Each project has its own life cycle. That life cycle consists of five different stages. However, depending on the project, those stages and the tasks that occur within those stages can vary depending on the customer requirements and specifications. Each of these stages requires careful planning, consideration, and measures that need to be properly carried out through the entire life cycle.
The five stages within a complete project life cycle include the following: customer requirements or information gathering, planning and design, execution, monitoring and fact checking, and closing before releasing final deliverables. In order for project managers to fully understand the steps and what is required in each stage, here is a break down of what occurs in each stage:
- Customer Requirements and Information Gathering. This is the first stage in every project life cycle. Gathering customer requirements can be a somewhat lengthy and involved process. This involves gathering information on a particular project’s scope, a customer’s policies and procedures, and just overall information on what the customer is looking to get from the project’s deliverables. What purpose does the project serve? What is the end goal or result?Gathering requirements can be accomplished by implementing several approaches, depending on the project, of course. Some data can be gathered by utilizing the participative or soft systems approach, which involves gather data in a quantitative manor, by utilizing graphs and charts and performing analyses on them. Another method is creating visuals for customers, or even prototypes to give customers an idea of what the outcome of a particular project would look like. This is an ideal approach for those customers who aren’t sure of what they want.
- The Planning and Design Elements. Once customer requirements and project data have been gathered for a particular project, then the planning and design stage can take place. The planning side of this stage involves analyzing the project specs, putting together budgets, allocating resources, drafting schedules and project milestones and aligning those with deadlines, and even identifying and planning risk management.Once these steps are set in stone and have been documented and communicated thoroughly with team members, then the design element can begin. This stage is when a project manager can analyze how the particular project will be best carried out that addresses each customer requirement and provide the best deliverables.
- Execution. The execution stage is when both the development and production stages are being actively carried out. This is where the bulk of the work is being done and is taking place and where the project specifications are being worked into the overall project. The design elements are being factored in and the output is being created.Behind the scenes, project managers are actively monitoring and controlling the tasks that are taking place within production, which can involve monitoring a series of tasks, making sure project milestones are being met along the way, and making sure all resources are working within budget constrains.
- Monitoring and Fact Checking. This stage involves performing a quality control or quality assurance check on the “draft” form of the project. This may be a “testing” phase in the world of manufacturing or technical fields, or a fact check or a proofread in the world of publications and communications fields. Ultimately this is the step that verifies and validates overall performance factors before the project dives into the next phase before completion and delivery.This is also the phase when the project manager reviews all resources, scheduling, and budgets accordingly to make sure those areas of the project are being maintained.
- Closing.
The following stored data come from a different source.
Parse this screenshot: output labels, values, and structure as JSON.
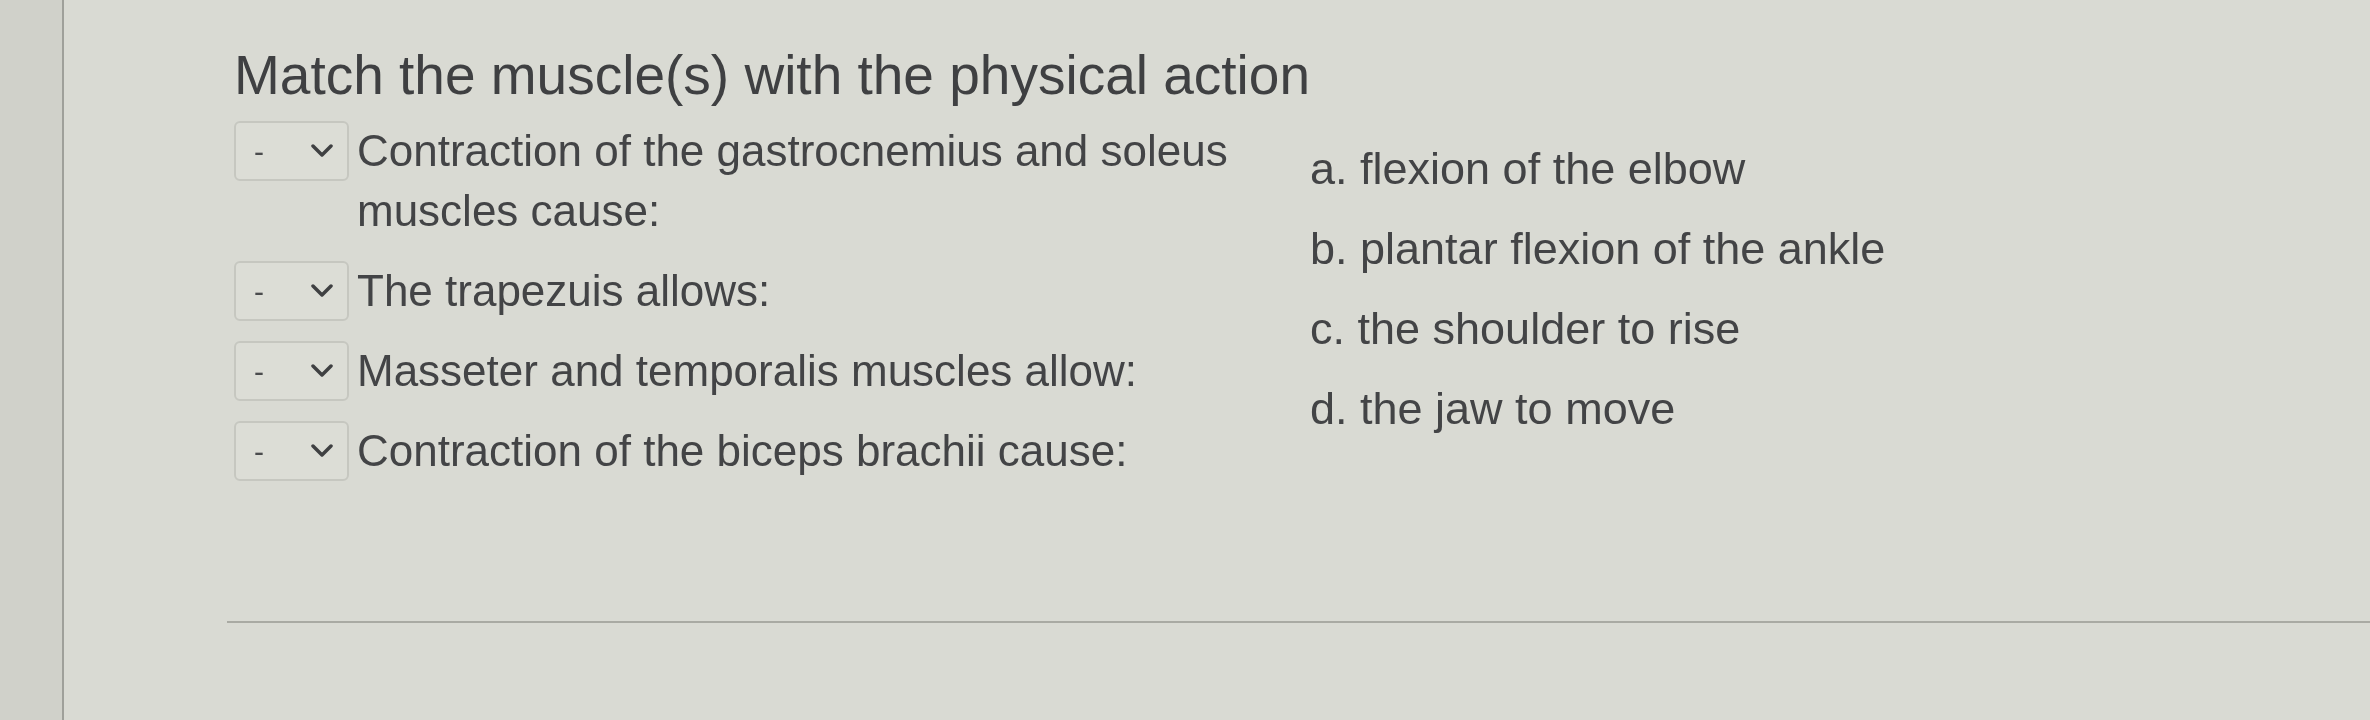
{
  "title": "Match the muscle(s) with the physical action",
  "questions": [
    {
      "value": "-",
      "prompt": "Contraction of the gastrocnemius and soleus muscles cause:"
    },
    {
      "value": "-",
      "prompt": "The trapezuis allows:"
    },
    {
      "value": "-",
      "prompt": "Masseter and temporalis muscles allow:"
    },
    {
      "value": "-",
      "prompt": "Contraction of the biceps brachii cause:"
    }
  ],
  "choices": [
    "a. flexion of the elbow",
    "b. plantar flexion of the ankle",
    "c. the shoulder to rise",
    "d. the jaw to move"
  ]
}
The closing stage is obviously the last stage in the project life cycle. This is just about at the point when the project manager and team members all breathe a sigh of relief. Completion and freedom. However, before we get too excited, project managers and team members need to make sure all specs were properly met during the course, or the life cycle of the project’s design.The project manager will also perform their own “final project audit” or “final check” to make sure the project has properly adhered to all guidelines and incorporated all project specs appropriately and accurately. Once these steps are completed and the project management team is satisfied and confident with the overall results and outcome of the project, final deliverables are sent to the client.
These are the typical five stages that occur in any project’s life cycle. Of course the tasks and approaches taken in each phase greatly depend on the type of project, the organization, and industry in which it functions and operates, but if a project manager follows these five stages in each project, then he or she is likely to contribute to an overall successful project and satisfied customer.